Ringbinder
Ringbinder is a small CLI tool that keeps a single SQLite file of PDFs and images that you have scattered around your filesystem. It doesn't touch, change, or ingest any of the files, only records their paths. With that, it provides convenient methods to OCR them, and search them. You can then query the db using a few methods provided by ringbinder itself, or just point any other sqlite client at it.
When using OCR, it just populates text in an associated db column, it doesn't inject the text back into the pdf files or anything like that.
For OCR, it integrates with Mistral's API, because I tried it, and it does a good job of recognizing text and describing graphs and images for an acceptable (to me) price. So I can easily find all drawings of dragons that my kids made, for example.
My use case is just scanning every piece of paper I come across (as well as immediately shredding most of them): physical mail, manuals, official documents, downloaded pdfs and images, my kids' schoolwork and drawings. I use an old ScanSnap S1500M that still works great for >15 years, and my iPhone's camera + a shortcut that scans into an iCloud-synced dir. Later I can find anything by having AI agents query the db for me. The other day I found who installed my house sump pump backup system (it was hand-written on a random page of an old disclosure doc).
Features
- Indexes PDF, PNG, JPEG, and JPG files
- Runs OCR through the Mistral OCR API
- Stores OCR text locally as per-page Markdown
- Searches with SQLite FTS5, including an optional trigram index for OCR-noisy matches
- Falls back to path matches when the text index does not find anything
- Reads exact pages, page ranges, or neighboring context pages
- Emits JSON/NDJSON for scripts, tools, and agents
- De-duplicates identical file contents by checksum
- Tracks deleted, restored, changed, and unchanged files during incremental sweeps
Install
Ringbinder is a Go CLI. It currently targets macOS and Linux.

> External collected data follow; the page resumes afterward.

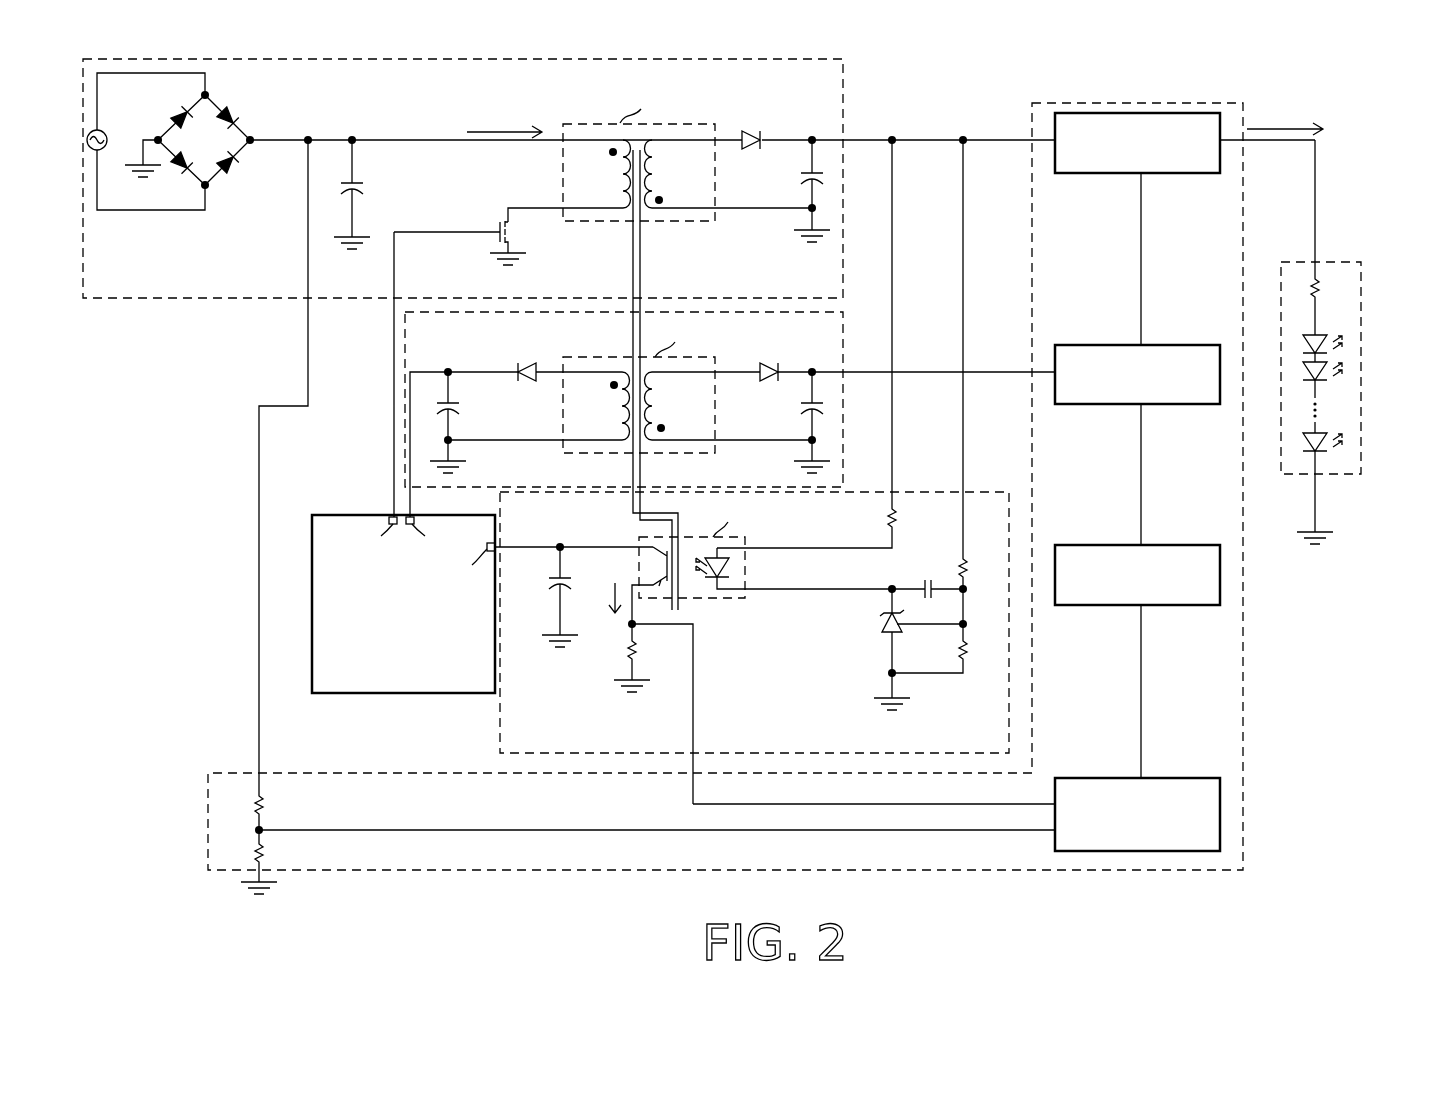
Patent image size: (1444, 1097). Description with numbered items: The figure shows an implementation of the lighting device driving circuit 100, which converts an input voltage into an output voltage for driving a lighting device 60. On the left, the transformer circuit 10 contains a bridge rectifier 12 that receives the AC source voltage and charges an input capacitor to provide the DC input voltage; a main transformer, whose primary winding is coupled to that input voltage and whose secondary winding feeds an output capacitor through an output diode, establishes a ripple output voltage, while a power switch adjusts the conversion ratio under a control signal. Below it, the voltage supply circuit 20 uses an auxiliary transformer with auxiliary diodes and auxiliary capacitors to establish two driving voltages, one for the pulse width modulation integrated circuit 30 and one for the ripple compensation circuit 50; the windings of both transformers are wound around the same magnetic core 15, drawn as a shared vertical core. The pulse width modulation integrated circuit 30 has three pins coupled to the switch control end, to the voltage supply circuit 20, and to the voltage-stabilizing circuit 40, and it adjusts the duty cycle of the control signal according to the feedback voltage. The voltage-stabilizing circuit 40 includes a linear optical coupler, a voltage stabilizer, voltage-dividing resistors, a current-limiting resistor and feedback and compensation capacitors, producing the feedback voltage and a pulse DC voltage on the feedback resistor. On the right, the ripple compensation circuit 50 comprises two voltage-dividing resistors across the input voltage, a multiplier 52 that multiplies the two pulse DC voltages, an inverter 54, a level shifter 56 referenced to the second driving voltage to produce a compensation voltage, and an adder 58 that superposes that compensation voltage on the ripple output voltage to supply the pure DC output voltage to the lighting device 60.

The lighting device driving circuit 100 is at (763, 488).
The transformer circuit 10 is at (487, 178).
The bridge rectifier 12 is at (228, 96).
The magnetic core 15 is at (641, 269).
The voltage supply circuit 20 is at (843, 330).
The pulse width modulation integrated circuit (PWM IC) 30 is at (390, 693).
The voltage-stabilizing circuit 40 is at (983, 493).
The ripple compensation circuit 50 is at (749, 499).
The multiplier 52 is at (1160, 778).
The inverter 54 is at (1160, 545).
The level shifter 56 is at (1173, 345).
The adder 58 is at (1173, 112).
The lighting device 60 is at (1358, 262).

go install github.com/maxim/ringbinder@latest
Or build it from a clone:
git clone https://github.com/maxim/ringbinder.git
cd ringbinder
go build -o ringbinder .
You will also need a Mistral API key for OCR:
export MISTRAL_API_KEY="..."
Quick start
Create a config file with the paths you want Ringbinder to watch:
mkdir -p ~/.config/ringbinder
cat > ~/.config/ringbinder/config.yml <<'YAML'
paths:
- ~/Documents
- ~/Downloads/**/*.pdf
YAML
Then run the usual loop:
# Scan configured paths and add new/changed files to the local database.
ringbinder sweep
# Check the OCR cost for all pending docs before sending them to Mistral.
ringbinder cost
# OCR all pending documents.
ringbinder ocr
# Search the OCR text.
ringbinder find "property tax" --verbose
# Read a page from a result. Page flags are 0-based.

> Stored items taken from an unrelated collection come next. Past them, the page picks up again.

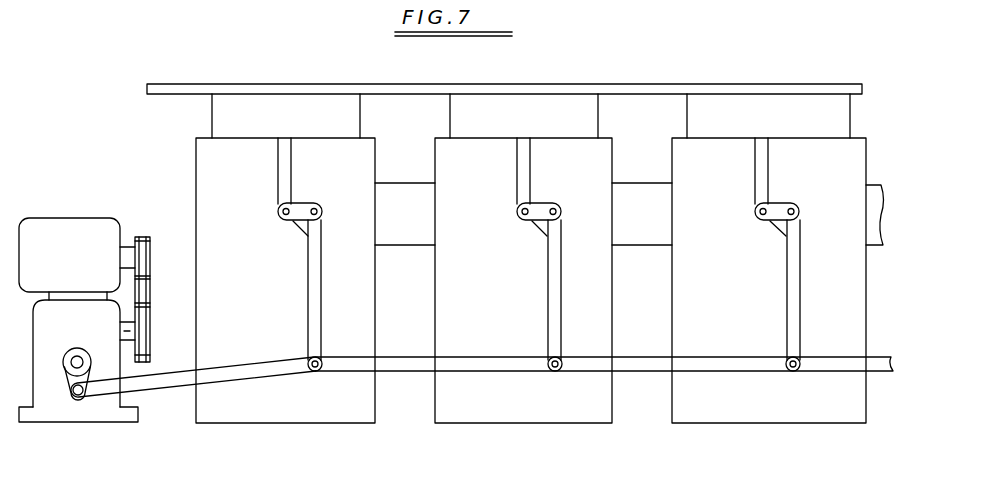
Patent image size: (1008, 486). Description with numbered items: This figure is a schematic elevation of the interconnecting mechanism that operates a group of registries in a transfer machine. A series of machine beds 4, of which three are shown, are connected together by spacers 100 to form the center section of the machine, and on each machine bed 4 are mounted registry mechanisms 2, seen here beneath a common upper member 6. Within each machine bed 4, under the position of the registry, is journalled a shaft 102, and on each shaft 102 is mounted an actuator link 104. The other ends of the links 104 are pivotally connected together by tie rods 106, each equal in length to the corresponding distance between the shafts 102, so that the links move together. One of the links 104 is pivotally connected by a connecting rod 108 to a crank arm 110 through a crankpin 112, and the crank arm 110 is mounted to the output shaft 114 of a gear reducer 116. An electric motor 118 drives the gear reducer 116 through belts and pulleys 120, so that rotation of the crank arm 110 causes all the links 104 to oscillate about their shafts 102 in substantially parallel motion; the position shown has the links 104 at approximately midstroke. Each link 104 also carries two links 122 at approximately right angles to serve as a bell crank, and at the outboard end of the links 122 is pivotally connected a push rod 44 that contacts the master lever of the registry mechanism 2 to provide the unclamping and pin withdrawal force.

The registry mechanism 2 is at (364, 114).
The machine bed 4 is at (375, 330).
The top rail 6 is at (182, 97).
The push rod 44 is at (278, 183).
The spacer 100 is at (388, 244).
The shaft 102 is at (319, 204).
The actuator link 104 is at (308, 284).
The tie rod 106 is at (403, 375).
The connecting rod 108 is at (157, 383).
The crank arm 110 is at (72, 394).
The crankpin 112 is at (84, 396).
The output shaft 114 is at (66, 368).
The gear reducer 116 is at (92, 336).
The electric motor 118 is at (60, 218).
The belts and pulleys 120 is at (152, 240).
The link 122 is at (284, 222).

ringbinder read --path "/Users/you/Documents/taxes/assessment.pdf" --page 0 --context 1
The database lives at ~/.config/ringbinder/ringbinder.db.
Configuration
By default Ringbinder reads:
~/.config/ringbinder/config.yml
The config is intentionally small:
paths:
- ~/Documents
- ~/Downloads/**/*.pdf
- /Volumes/Archive/scans
You can also pass paths directly:
ringbinder sweep ~/Documents ~/Desktop/inbox
Use --config to point at a different config file:
ringbinder --config ./ringbinder.yml sweep
Globs are supported, including **. During a sweep you can exclude individual files or glob patterns:
ringbinder sweep ~/Documents --exclude "**/private/*.pdf" --exclude "draft-scan.pdf"
Commands
sweep
Scans paths for supported files and updates the local document index.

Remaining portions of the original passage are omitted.